2 交通渋滞と集配効率の低下


  前述したとおり東京都市圏の域内貨物輸送量の93.6%はトラツクにより行われており,圏外との発着量においても45.4%はトラツクが占めている。鉄道,船舶等により流出入する貨物であつても,末端輸送は自動車に依存せざるを得ず,大都市物流問題はとりも直さずトラツク輸送をめぐる問題であるといつても過言ではない。
  しかし,この巨大都市物流の重要な担い手であるトラツクも,道路交通事情の悪化のために,その効率は急速に低下しつつある。東京都における道路の交通渋滞をみると,47年では信号待ち2回以上の渋滞は1日平均の延べ時間にして783時間と40年の3倍に増えており,また,1日平均渋滞時間8時間以上という最も渋滞度の高い交差点も19か所と44年に比べ倍増している。このような数字にみられるごとく,主要道路での交通混雑はますます深刻化し,慢性化しており,地域的には都心より都市周辺部での混雑激化が目立つている。
  かかる交通混雑,渋滞の原因は,マイカーを主とする自動車の激増にあるが,これとうらはらの問題として道路容量の不足が指摘される。 〔3−9図〕にみるとおり東京,大阪といつた大都市においては,自動車台数に比べ道路網が貧弱であり,これがモータリゼーシヨンの普及とともに,交通事情を悪化させている。また,東京をニユーヨーク,ロンドンと比較してみると, 〔3−10表〕に示すように,人口密度,自動車保有台数では似通つているが,道路面積では,ニユーヨーク,ロンドンは,総面積のそれぞれ30.0%,23.0%を占め,自動車1台当りの道路面積でも140.9m2,167.2m2となつているのに比べ,東京では総面積の12.3%が道路で,自動車1台当りの道路面積は40.1m2とはるかに劣つており,自動車台数が急増している割に道路整備が立ち遅れていることが目立つている。

  かかる道路容量の不足による交通混雑が集配効率に与える影響は多大であり, 〔3−11表〕にみるごとく35年から47年までにトラツクの1日1台当りの運行回数は半減し,輸送トン数は約6割に低下している。またトラツク1台1運行当りの所要時間は2.5時間から3.9時間へと増加している。

  このような集配効率の低下に起因する集配コストの上昇は著しく,路線トラツクの場合,地域間の運行コスト(集配,ターミナルコストを除く)に比べて都市内の集配コストは急上昇している。また経済企画庁が実施した物流費用実態調査でも 〔3−12図〕にみるとおり,メーカーから卸売又は小売への輸送費は低減ないし,横ばい状態であるのに対し,卸小売段階での輸送費が急上昇しており,域間を主とし大ロツトで行われる輸送に比し,域内を主とし小ロツトで行われる集配輸送のコスト上昇を裏付けている。

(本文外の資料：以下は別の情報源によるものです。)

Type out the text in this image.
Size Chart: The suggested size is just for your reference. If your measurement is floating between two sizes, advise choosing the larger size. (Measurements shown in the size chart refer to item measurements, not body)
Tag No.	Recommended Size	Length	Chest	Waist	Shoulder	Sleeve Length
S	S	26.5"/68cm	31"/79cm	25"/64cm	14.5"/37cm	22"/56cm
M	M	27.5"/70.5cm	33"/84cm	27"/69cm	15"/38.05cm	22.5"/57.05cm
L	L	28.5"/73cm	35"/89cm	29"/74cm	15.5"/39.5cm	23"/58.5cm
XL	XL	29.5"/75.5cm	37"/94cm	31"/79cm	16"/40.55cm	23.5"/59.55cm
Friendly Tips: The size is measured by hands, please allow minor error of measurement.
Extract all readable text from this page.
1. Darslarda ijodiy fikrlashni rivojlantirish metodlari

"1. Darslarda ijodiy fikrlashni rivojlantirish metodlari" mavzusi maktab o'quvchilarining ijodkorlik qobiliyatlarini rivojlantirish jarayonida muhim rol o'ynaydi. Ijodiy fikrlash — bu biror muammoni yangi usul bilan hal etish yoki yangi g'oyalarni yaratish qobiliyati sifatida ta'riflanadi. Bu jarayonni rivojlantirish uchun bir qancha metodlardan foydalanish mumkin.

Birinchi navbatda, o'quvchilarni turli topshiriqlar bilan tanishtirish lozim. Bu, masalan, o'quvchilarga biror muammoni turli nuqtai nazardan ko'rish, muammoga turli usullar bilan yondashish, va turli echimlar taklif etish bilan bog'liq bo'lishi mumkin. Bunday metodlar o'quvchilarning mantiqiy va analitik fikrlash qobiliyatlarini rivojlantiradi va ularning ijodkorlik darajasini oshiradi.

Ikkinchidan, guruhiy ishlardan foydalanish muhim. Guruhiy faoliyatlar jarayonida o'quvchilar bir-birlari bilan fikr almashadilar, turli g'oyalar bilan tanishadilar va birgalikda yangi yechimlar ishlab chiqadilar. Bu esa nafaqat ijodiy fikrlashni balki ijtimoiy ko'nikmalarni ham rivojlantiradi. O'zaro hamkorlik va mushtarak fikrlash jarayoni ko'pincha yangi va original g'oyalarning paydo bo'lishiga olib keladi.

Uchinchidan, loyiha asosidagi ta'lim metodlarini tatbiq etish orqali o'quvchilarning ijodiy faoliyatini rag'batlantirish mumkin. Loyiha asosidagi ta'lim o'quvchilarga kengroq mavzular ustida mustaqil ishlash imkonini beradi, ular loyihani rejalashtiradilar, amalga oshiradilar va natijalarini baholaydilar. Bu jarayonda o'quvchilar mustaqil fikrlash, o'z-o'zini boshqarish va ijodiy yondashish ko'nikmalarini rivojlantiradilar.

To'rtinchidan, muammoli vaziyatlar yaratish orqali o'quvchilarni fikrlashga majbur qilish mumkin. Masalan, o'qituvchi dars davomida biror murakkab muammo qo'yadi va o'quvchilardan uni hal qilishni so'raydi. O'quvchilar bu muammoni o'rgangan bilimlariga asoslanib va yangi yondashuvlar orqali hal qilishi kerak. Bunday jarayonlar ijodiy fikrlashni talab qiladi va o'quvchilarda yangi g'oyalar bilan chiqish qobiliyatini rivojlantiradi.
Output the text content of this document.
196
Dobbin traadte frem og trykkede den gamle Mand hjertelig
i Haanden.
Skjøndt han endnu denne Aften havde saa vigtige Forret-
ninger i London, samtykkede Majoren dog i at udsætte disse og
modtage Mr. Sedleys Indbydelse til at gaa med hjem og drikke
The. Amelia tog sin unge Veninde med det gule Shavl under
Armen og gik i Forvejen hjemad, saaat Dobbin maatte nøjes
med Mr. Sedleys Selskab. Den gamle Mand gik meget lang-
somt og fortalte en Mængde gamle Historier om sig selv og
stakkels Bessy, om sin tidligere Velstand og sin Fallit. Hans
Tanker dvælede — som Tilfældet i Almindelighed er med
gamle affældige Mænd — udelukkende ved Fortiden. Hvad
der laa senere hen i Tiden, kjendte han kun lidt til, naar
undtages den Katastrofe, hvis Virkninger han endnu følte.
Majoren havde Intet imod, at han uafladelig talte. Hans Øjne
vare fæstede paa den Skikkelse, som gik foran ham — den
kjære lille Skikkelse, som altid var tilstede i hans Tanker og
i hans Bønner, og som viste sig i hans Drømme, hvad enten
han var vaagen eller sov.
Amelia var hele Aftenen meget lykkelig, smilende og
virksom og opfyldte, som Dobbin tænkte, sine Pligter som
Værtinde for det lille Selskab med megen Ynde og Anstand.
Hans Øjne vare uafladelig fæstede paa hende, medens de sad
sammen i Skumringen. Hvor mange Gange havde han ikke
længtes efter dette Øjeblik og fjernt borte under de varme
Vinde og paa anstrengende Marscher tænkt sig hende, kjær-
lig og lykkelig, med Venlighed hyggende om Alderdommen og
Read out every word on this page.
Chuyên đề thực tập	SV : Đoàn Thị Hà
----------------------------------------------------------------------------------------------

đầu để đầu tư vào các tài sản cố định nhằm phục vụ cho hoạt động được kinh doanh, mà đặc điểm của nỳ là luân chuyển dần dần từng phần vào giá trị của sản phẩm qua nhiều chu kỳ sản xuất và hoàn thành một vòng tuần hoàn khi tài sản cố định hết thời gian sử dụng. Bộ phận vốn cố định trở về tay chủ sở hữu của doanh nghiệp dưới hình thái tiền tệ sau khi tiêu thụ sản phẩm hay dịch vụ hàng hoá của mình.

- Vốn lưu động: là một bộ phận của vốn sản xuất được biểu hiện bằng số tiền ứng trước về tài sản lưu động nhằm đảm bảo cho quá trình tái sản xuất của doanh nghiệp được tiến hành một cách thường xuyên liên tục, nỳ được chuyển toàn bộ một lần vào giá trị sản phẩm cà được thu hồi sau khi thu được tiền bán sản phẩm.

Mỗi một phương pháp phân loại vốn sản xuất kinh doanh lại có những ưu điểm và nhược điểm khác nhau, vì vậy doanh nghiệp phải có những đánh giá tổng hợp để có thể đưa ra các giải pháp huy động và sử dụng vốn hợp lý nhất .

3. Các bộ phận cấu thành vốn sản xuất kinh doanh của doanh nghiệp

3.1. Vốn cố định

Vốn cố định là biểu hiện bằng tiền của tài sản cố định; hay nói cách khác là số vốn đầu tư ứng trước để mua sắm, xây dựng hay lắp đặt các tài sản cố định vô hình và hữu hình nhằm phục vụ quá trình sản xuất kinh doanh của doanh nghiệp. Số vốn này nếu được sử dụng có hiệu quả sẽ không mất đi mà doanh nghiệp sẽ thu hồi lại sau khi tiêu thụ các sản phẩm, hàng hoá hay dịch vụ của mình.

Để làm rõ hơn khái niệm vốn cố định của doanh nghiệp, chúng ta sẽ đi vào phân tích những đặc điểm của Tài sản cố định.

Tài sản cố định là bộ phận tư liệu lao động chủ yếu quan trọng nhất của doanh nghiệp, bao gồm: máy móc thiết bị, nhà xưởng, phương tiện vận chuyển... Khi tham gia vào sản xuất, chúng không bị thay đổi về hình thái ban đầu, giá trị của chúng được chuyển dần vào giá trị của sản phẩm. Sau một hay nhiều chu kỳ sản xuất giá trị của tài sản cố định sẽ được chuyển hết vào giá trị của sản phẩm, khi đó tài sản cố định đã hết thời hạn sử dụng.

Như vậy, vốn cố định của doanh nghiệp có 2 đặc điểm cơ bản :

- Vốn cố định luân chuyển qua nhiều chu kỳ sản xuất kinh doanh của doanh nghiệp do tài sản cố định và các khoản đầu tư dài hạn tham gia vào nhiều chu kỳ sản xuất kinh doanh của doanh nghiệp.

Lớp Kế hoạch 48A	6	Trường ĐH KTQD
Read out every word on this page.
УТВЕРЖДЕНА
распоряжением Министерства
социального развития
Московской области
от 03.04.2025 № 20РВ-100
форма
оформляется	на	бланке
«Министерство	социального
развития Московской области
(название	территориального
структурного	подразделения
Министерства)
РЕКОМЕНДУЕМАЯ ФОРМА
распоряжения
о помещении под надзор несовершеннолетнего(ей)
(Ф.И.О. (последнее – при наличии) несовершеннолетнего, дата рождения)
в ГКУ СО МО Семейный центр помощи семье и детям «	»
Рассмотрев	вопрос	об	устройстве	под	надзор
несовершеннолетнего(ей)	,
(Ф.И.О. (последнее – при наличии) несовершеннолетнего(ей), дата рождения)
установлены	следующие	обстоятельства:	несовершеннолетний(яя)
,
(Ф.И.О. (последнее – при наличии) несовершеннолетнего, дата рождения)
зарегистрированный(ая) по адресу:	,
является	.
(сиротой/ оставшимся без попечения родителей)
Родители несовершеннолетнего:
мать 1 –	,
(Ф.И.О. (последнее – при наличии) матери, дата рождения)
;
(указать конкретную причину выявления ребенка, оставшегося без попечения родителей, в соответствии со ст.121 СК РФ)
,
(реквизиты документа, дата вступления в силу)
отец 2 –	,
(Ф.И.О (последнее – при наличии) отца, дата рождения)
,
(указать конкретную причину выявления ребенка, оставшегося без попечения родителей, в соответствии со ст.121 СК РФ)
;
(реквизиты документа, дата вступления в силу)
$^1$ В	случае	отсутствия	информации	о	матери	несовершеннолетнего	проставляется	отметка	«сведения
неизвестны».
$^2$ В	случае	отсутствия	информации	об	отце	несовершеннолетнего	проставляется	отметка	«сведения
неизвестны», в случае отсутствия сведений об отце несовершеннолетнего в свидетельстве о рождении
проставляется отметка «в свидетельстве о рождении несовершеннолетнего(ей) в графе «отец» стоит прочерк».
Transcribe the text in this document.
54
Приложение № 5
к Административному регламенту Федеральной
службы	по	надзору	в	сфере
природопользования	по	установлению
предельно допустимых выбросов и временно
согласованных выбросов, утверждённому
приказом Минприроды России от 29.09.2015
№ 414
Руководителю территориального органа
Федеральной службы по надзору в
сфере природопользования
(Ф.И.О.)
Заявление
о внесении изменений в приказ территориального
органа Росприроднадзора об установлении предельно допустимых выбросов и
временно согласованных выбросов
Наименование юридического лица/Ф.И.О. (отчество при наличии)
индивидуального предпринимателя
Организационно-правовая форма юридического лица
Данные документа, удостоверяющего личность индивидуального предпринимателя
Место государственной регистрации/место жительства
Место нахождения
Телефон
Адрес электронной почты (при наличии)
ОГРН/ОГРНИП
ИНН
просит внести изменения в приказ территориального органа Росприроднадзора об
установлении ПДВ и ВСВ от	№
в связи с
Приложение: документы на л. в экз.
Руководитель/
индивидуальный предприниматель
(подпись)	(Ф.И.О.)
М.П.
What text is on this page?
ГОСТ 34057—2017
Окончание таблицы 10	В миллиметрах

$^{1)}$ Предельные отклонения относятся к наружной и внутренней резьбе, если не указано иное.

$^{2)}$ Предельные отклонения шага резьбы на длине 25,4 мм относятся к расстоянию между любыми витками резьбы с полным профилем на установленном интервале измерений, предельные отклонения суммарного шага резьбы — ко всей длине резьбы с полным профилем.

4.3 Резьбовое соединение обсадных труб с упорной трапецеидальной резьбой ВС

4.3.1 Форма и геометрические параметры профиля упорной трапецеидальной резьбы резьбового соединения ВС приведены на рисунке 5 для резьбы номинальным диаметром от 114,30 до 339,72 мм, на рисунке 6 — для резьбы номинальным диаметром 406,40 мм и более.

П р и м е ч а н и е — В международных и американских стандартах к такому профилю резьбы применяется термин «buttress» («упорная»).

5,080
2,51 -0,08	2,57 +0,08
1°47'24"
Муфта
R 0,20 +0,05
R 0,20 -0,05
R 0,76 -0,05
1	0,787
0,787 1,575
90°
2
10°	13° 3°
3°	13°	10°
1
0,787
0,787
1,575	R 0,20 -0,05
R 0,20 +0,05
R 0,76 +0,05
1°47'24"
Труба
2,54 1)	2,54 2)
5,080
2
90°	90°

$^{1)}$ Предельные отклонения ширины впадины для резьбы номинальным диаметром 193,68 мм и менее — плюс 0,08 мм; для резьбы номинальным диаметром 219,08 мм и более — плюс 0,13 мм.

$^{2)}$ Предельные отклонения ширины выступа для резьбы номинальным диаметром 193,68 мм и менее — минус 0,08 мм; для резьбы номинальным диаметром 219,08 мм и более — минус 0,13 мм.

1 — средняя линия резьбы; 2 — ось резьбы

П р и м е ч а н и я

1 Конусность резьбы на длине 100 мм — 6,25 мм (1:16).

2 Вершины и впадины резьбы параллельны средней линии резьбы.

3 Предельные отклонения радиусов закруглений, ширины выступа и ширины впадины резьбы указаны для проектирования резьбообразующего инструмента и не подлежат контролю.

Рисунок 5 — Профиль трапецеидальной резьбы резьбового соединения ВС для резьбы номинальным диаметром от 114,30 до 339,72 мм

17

  このように都市内の交通混雑により物流環境は悪化しつつあるが, 〔3−13図〕でみるとおり,運輸経済研究センターの試算による東京都における車種別の交通混雑に対する寄与率では,乗用車59.4%,トラツク36.9%となつており,トラツクの寄与率も小さくない。つまり,都市内輸送効率の低下は,トラツク自身がその原因となつている面もあり,それを補うため更に車両を増備すればする程,道路事情が悪化するという悪循環の要素もある。これに加えて,排気ガス,騒音,振動等の沿道住民に与える交通公害も深刻化し,なかでも振動,騒音の大きいトラツクに対する風当りは強い。

  このため,大型自動車の都心部通行規制をはじめとする交通規制が強化されてきており,これがまた都市の輸送効率低下に拍車をかけている。
  もとよりこのような輸送効率の低下を道路等施設の整備のみによつて食い止めようとするのは現実的でなく,これと併行して必要度の少ない自動車走行を道路容量に見合つた水準に抑える努力が必要なことはいうまでもない。
  しかし,消費生活の高度化,都市再開発,住宅建設等に伴つて増大する物流は,都市生活維持の基盤であり,これをたとえば輸送需要との均衡を無視して抑制することは,物価上昇を招くほか,ついには大都市における物資の安定供給の破たんとなる恐れもある。
  大都市物流問題は,都市が巨大化したにもかかわらず,各種物流施設が相変らず都心部に存在することなど,都市機能の未分化,交通基盤施設の不備など現在の都市形態に起因するものが多い。そこで,これからの物流対策としては,自動車交通に付随する外部不経済を充分考慮した形で,道路,トラツクターミナル,集配拠点といつた基盤施設を都市計画との充分な整合性を図りつつ充実させていく一方,既存の施設を最大限に効率的に活用するために都市内集配システムを確立するなど物流の円滑化,合理化を図らなければならない。更に長期的には,交通基盤に重点を置いた総合的な都市再開発,新貨物輸送システム(ベルトコンベア,チユーブ輸送等)の開発等が必要であろう。